Is running repair on msdb safe?

Just saw this on a forum – running REPAIR_ALLOW_DATA_LOSS on msdb to cope with corruption. Yes, this will work but it's certainly not safe and something I'd only recommend as a last resort.

Here's why: msdb stores your backup history and your Agent jobs. REPAIR_ALLOW_DATA_LOSS works by usually "delete what's broken and fix up all the links" (quoting myself). If you run repair on msdb, you need to pay close attention to what was deleted by repair, as it could lead to big problems later on. Some examples:

  1. What if repair deletes a record which just happened to store the Agent job that runs the transaction log backups for your main production database? Suddenly your log isn't being backed up and you don't know about it. The log starts to grow and eventually runs out of space. The database stops and your application is down until you figure out what's wrong.
  2. What if repair deletes a record which just happened to store the details of a log backup of the production database?
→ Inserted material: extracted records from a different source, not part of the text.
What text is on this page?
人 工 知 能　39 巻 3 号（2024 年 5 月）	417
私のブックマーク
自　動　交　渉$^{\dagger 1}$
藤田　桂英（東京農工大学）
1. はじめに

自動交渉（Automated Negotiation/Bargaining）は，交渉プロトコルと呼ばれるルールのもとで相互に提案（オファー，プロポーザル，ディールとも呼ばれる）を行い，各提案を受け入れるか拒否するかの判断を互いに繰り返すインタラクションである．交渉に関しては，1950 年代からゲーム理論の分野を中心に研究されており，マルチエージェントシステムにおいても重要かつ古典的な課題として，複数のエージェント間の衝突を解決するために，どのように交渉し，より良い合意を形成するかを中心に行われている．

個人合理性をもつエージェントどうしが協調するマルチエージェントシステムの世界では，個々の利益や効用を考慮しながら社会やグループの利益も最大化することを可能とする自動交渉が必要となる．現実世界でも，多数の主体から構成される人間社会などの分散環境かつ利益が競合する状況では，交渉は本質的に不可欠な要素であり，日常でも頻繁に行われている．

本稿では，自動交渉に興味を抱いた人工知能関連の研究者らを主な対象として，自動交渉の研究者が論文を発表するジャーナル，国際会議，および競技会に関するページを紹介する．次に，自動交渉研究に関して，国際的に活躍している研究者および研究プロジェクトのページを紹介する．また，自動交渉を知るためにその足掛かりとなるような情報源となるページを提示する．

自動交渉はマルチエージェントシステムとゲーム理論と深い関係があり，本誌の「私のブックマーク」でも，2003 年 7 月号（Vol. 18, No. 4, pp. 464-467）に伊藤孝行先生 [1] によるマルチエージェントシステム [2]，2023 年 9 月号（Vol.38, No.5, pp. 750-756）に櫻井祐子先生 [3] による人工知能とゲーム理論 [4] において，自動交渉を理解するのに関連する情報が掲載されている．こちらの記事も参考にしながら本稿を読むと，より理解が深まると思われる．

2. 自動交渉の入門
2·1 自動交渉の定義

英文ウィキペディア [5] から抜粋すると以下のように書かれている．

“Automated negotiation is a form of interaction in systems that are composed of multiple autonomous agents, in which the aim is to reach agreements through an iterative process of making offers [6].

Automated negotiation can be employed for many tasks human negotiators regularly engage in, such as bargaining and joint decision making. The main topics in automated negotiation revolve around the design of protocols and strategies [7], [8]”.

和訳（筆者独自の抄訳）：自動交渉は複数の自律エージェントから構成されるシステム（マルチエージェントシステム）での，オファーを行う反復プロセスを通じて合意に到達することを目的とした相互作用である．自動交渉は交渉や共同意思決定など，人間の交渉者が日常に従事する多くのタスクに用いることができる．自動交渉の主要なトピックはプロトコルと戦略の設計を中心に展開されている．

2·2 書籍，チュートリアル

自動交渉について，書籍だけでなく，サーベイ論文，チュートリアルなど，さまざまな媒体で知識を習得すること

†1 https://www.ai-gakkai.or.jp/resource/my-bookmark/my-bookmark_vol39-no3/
Your have a disaster and run the script that looks through the backup history tables and auto-generates RESTORE statements to get you up and running again with up-to-the minute recovery. Because of the missing record, there's a missing RESTORE LOG statement in the middle of the restores of the log-backup-chain for the production database. So the restores fail, and you're down until you figure out what's wrong.

Bottom line, it's not safe to run repair on msdb – proceed with extreme caution. Not that repair won't work, or will cause corruption, but that it's far better to have backups of msdb that you can restore from.

3 thoughts on “Is running repair on msdb safe?

  1. I agree in general, Paul.

    But to be honest, I sort of fail to see why we should treat msdb in any particular way. The types of problems you describe exists for just any database, right? All databases has dependencies and just ripping out whatever data might be corrupt will caus all types of havoc in your database. I know you know this, and have been an evangelist to not run REPAIR but as a very last resort – but I feel what you say here applies for all databases.

  2. I agree with you, but my point is that if something gets deleted from msdb, it’s not *just* data – it can potentially affect the operations on other databases too – and that should be borne in mind when running repair.